Helio specjalizuje się w produkcji i dystrybucji bakalii i mieszanek do ciast. Jest notowany na polskiej giełdzie od 2007 roku i konsekwentnie notuje zyski. Tylko w ostatnim roku obrotowym odnotował zysk netto w wysokości 26,7 mln zł, co w ciągu ostatnich czterech lat przyniosło właścicielom ponad 66 mln zł zysku.
Biorąc pod uwagę łączną liczbę akcji, zysk na akcję w tym okresie wyniósł prawie 13,30 zł. Akcjonariusze byliby zachwyceni, gdyby nie odmowa spółki wypłaty zysków.
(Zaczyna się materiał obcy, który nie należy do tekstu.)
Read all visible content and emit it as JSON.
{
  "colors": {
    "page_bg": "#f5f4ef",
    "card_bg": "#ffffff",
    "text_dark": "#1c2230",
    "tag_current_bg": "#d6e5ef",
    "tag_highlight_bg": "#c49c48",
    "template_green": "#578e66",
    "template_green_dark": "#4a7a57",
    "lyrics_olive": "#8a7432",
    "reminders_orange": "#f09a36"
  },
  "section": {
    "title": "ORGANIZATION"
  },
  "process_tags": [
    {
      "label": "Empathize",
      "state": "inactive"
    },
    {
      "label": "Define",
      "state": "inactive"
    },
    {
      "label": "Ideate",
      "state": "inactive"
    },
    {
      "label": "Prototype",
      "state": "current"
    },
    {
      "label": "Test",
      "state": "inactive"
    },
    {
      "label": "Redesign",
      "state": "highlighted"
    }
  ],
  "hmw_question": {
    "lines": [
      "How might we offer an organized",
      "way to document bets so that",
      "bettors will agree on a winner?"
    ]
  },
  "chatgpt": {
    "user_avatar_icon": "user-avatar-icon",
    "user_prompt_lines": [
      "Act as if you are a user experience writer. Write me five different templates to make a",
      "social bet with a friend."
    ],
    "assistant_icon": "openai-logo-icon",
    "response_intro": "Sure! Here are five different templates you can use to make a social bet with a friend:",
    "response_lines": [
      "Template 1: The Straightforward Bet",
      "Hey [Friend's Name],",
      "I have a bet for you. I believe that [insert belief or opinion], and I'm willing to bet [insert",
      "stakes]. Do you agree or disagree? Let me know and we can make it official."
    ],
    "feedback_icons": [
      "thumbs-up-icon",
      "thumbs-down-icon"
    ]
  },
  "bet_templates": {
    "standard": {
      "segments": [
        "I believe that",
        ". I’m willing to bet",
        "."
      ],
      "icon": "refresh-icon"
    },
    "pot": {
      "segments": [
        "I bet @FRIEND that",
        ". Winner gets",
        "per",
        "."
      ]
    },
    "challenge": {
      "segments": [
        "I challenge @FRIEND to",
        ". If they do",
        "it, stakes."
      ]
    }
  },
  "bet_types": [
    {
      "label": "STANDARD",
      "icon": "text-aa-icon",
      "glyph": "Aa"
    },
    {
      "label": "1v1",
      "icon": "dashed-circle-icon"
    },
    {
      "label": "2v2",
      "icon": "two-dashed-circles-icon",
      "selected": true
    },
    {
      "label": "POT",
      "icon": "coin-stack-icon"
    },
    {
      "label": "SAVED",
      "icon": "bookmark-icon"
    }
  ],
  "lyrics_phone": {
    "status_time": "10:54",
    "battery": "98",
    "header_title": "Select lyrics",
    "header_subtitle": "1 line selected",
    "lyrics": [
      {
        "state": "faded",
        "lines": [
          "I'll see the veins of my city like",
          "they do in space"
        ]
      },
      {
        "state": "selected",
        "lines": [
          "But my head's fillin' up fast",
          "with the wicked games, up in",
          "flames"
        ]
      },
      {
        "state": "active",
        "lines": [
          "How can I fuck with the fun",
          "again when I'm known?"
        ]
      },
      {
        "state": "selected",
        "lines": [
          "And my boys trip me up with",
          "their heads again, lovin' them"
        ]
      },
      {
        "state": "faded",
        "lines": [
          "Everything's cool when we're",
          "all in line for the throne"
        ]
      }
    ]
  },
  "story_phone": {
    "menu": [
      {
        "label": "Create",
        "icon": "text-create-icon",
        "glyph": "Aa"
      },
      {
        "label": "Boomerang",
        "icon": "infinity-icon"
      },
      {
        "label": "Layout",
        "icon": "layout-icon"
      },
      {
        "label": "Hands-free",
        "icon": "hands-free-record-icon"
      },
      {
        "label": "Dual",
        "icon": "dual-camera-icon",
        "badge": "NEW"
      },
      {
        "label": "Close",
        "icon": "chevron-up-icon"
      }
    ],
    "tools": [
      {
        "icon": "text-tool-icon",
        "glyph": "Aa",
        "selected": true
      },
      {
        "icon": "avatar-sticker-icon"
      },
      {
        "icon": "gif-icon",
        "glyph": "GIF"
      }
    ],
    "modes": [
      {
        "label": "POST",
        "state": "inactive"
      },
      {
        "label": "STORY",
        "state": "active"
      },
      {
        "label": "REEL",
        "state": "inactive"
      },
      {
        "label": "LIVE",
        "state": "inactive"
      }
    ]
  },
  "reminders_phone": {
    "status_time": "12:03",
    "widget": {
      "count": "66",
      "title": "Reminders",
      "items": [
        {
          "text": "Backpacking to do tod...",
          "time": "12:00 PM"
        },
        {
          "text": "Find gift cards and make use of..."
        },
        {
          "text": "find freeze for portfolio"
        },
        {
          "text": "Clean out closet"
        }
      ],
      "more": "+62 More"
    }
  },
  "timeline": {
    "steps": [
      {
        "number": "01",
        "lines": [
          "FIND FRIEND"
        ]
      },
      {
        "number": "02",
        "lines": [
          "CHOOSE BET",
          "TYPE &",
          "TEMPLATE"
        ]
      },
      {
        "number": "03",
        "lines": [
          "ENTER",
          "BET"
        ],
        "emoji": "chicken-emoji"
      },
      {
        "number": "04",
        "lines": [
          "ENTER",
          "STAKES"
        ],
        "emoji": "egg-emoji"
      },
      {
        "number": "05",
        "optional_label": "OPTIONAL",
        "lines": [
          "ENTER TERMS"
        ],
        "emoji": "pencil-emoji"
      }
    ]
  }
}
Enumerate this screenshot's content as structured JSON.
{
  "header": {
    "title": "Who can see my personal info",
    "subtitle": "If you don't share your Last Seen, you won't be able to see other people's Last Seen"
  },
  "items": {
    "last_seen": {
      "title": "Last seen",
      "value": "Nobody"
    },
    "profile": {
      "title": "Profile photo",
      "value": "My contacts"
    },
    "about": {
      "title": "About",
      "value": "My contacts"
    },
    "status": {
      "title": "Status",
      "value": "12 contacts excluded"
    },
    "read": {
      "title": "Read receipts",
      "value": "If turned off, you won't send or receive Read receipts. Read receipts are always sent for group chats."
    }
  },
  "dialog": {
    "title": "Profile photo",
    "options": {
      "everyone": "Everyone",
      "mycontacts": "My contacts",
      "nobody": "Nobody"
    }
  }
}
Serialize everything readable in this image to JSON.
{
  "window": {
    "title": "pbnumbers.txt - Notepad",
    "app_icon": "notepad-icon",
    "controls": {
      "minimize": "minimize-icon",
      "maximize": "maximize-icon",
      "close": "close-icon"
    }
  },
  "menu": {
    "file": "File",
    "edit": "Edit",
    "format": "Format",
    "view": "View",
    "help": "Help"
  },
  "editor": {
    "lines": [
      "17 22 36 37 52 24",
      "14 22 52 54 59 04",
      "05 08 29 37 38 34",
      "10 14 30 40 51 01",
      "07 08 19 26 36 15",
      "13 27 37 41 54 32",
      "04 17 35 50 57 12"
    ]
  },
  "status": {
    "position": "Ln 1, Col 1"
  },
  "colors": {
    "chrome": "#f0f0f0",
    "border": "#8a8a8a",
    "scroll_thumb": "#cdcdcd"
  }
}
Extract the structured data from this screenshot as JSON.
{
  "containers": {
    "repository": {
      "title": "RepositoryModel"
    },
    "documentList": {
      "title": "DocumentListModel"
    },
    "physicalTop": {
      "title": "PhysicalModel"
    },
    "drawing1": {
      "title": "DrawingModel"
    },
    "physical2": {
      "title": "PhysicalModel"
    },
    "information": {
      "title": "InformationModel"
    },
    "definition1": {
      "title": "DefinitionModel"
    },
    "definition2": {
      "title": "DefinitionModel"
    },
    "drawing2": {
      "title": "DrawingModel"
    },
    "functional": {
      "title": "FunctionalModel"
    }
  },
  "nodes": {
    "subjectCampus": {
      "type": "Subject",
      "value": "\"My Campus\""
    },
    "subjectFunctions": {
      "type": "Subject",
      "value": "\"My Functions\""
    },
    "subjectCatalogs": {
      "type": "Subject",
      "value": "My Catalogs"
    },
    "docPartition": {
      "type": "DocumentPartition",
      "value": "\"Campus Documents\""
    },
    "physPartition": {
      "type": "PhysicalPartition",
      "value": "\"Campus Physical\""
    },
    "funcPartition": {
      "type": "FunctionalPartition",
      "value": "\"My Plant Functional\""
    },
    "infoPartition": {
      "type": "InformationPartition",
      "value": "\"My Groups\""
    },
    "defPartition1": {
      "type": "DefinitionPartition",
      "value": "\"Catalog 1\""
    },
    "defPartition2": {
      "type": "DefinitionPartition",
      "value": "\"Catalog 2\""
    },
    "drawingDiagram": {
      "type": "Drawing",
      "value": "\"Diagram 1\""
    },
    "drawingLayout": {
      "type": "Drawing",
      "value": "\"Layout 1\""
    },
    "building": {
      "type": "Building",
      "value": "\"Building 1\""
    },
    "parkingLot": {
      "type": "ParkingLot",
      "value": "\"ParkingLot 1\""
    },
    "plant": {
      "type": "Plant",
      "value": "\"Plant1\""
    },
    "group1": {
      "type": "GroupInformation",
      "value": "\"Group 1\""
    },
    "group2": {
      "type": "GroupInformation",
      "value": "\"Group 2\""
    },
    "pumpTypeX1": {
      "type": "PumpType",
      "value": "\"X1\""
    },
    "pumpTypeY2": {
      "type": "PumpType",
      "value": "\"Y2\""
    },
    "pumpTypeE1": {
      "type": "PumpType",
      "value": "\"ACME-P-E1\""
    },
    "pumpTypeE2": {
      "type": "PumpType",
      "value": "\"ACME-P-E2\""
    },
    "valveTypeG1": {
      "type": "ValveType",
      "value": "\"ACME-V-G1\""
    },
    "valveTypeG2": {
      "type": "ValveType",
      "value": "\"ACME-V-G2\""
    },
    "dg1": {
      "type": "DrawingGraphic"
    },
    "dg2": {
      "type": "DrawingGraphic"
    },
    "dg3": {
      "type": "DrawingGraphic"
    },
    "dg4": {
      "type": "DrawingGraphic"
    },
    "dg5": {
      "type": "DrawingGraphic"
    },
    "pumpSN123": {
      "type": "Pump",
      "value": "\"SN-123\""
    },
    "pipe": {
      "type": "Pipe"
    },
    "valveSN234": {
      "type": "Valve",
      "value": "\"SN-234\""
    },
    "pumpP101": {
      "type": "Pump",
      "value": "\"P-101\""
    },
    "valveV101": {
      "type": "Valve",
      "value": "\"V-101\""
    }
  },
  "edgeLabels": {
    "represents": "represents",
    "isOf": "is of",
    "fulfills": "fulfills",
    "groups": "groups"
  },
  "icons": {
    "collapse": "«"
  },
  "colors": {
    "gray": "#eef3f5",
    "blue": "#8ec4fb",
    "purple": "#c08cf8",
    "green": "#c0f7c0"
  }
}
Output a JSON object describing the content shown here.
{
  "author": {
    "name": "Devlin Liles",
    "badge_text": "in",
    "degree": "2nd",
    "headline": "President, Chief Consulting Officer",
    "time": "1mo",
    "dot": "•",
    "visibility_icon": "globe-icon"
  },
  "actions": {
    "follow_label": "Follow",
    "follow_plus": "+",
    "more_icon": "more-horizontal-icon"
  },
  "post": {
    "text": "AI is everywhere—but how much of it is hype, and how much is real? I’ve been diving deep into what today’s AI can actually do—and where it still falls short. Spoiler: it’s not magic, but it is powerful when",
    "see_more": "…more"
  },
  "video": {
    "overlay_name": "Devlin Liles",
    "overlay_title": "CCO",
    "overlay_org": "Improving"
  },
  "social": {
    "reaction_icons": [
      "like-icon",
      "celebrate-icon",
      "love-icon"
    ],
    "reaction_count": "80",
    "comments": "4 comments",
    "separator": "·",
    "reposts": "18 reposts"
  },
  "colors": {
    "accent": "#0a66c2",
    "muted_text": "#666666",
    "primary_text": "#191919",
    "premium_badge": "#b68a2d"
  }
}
Od momentu powstania spółka nie wypłacała dywidend, koncentrując się na wzroście organicznym, co zostało wyraźnie wyrażone w raportach.
Reklama Zobacz też: Z nami możesz bezkarnie „kupować drogo i sprzedawać tanio”. W najlepszym razie nauczysz się, jak tego nie robić.
Cały zysk jest corocznie przeznaczany na kapitał zapasowy. Spółka jest również w fazie ekspansji, inwestując w nowe maszyny i rozszerzając zakres działalności. Jej aktywa rosną, podobnie jak wartość księgowa na akcję, która po pierwszym kwartale 2025 roku przekroczyła 33,33 zł. Jest to wartość wyższa od obecnego kursu akcji na Giełdzie Papierów Wartościowych w Warszawie (GPW), który wynosi 26,30 zł. Najwyższa notowana cena na giełdzie wyniosła 32 zł w lutym 2024 roku.